To provide our safety services, an understanding of a situation full of people, objects, and empty space is paramount. Research in the Sensing Technology Division focuses on the technologies required to understand various situations with different types of sensors. Primarily, we have focused on three sensing technologies, O/IR waves, radio waves, and sound waves, as the base technologies for indoor/outdoor surveillance technology.
All objects emit infrared radiation relative to their temperature, and an IR camera can capture this light. As a result, an IR camera can capture objects even in complete darkness without external lighting. Moreover, an IR camera can see through smoke and fog.
Thus, we can obtain a great deal of information using the characteristics of invisible light. So how can do we capture any other invisible light property besides an infrared camera? One of the methods is through “spectroscopic analysis.”
In spectroscopic analysis, the intensity distribution of various wavelengths of light from a source is measured using a spectrometer. Substances have the property of absorbing or reflecting light of specific wavelengths depending on molecular structure, so the type of substance can be identified from the light intensity distribution.
Light is also characterized by “polarization,” which is a bias in the direction of vibration. When light reflects off an object, the polarization of the reflected light depends on the incidence angle and object type. We can analyze the changes in polarization to extract three-dimensional shapes and discriminate between objects.
Radio waves are electromagnetic waves with wavelengths than visible and infrared waves. We have been studying sensing technologies that utilize their characteristics. For example, radio waves are weather resistant, which is useful in outdoor intrusion detection systems. When it rains, optical cameras lose performance, but radio waves can still sense a target's location and velocity.
Radio waves can pass through non-metal objects like cloth and wood. This characteristic enables us to implement non-contact vital sensing. In this way, we hope to provide non-invasive health care services with this technology. Moreover, this sensor is more privacy-oriented than cameras.
In addition to investigating sensors using radio waves, we are examining how objects can be measured with high accuracy and reliability through research in wireless device location technology with software-defined radios.

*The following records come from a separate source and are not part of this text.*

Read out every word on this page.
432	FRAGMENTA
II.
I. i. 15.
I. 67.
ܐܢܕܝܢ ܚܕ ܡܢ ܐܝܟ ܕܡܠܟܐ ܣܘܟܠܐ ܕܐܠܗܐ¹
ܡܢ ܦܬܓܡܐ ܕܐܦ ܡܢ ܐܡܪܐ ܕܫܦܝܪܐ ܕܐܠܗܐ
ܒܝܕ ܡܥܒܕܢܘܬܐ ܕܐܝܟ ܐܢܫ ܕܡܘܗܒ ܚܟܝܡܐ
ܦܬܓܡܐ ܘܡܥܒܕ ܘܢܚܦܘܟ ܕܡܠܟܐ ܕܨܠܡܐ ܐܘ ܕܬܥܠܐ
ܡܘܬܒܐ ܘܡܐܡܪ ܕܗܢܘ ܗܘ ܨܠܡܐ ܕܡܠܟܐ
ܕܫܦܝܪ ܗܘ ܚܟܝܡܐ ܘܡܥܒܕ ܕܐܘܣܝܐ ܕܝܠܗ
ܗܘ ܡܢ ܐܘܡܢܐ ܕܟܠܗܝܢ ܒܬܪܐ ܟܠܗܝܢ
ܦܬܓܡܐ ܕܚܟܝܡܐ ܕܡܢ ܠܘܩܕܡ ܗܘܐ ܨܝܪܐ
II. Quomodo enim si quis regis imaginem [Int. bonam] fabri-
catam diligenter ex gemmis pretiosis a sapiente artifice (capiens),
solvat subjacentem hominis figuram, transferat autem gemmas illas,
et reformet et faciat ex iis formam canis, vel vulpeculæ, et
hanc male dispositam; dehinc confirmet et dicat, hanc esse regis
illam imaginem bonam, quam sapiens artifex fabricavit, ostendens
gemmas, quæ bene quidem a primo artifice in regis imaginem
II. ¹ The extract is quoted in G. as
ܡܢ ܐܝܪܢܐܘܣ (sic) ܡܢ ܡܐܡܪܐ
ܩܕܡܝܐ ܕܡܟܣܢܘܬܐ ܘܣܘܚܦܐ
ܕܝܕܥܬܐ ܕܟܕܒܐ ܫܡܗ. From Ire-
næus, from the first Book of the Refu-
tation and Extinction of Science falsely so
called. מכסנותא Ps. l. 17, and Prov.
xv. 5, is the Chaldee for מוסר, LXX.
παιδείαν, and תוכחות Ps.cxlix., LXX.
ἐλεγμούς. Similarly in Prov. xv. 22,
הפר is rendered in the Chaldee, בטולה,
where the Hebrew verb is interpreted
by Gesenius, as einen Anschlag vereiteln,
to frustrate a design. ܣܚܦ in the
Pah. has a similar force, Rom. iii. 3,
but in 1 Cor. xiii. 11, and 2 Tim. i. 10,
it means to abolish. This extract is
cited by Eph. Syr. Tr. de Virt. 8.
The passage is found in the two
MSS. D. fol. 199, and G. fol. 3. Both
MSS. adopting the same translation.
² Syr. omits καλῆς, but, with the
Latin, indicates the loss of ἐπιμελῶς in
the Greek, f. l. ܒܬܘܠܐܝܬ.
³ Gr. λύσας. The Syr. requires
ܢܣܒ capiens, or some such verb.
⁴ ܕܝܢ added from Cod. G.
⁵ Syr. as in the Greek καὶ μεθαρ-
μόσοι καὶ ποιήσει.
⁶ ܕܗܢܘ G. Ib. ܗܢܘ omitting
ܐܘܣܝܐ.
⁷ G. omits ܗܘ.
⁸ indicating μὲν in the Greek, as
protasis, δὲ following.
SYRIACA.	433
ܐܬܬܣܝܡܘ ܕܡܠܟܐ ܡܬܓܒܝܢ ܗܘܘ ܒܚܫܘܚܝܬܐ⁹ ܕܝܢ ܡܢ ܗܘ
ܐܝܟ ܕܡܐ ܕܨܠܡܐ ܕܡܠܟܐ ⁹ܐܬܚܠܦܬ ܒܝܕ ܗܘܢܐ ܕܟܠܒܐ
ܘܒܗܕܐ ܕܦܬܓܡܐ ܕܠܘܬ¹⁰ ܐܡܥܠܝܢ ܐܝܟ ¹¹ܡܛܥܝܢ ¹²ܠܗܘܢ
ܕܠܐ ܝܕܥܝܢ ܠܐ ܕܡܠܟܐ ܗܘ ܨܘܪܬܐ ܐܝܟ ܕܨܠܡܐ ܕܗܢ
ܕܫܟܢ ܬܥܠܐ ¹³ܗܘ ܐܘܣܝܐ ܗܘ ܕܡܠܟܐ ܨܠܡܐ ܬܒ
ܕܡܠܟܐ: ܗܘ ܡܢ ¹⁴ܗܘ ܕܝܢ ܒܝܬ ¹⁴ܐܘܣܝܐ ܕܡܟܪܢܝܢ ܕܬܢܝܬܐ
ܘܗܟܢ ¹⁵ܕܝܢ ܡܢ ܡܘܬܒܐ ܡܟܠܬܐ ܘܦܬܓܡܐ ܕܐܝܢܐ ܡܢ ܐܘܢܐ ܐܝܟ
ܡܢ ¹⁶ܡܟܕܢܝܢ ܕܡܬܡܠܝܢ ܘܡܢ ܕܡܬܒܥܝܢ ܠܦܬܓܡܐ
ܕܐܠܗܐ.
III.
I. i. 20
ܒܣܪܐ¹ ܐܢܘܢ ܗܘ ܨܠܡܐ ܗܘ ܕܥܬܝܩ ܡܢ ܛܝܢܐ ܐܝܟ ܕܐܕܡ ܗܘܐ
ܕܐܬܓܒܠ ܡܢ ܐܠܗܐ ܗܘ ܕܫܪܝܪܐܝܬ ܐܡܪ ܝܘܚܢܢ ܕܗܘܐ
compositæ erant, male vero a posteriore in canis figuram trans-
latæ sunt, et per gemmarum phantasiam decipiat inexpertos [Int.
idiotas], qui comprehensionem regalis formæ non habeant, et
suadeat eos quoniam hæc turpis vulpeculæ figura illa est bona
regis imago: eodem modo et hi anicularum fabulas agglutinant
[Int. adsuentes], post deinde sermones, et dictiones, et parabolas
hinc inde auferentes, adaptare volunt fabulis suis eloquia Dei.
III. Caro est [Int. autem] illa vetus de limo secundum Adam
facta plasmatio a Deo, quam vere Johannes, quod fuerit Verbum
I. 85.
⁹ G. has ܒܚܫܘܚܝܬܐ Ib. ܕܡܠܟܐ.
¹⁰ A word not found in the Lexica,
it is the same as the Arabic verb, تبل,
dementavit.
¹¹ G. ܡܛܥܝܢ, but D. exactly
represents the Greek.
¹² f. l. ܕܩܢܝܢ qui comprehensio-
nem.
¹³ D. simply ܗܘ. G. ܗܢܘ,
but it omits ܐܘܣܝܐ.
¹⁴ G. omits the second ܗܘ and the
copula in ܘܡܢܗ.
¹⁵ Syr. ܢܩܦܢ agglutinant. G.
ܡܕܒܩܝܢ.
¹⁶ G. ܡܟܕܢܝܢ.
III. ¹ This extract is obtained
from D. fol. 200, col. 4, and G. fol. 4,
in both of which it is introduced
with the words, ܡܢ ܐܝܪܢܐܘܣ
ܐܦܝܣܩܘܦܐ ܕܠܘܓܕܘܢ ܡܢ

Although electromagnetic waves are used to sense optical and radio waves, the vibration of air is used to sense sound waves. Sound waves are generally classified into two types: audible bands that people can hear, and ultrasonic bands that people can't hear. Within the audible band, one of our important research areas is in "acoustic anomaly detection." This research classifies the many types of sound and detects unusual sounds. From the unusual sounds, further process extracts sounds like screams, requests like “help me,” human groaning from pain, and sounds of property destruction and collision. Furthermore, identifying the origin of the sound is enables easier comprehension for a human operator. For example, if we detect an unusual sound at a location outside of the field-of-view of a security camera, we can pan the camera to the origin of the sound.
The purpose of ultrasound-based research is to measure minute movements, especially to increase situational awareness to monitor people. We envision an ultrasonic sensor that can understand indoor activities with fast detection of emergency situations.
The demand for such indoor monitoring services is expected to increase in the future. The need for sensors that can monitor human activity while protecting privacy, such as radio and ultrasound ones will also increase.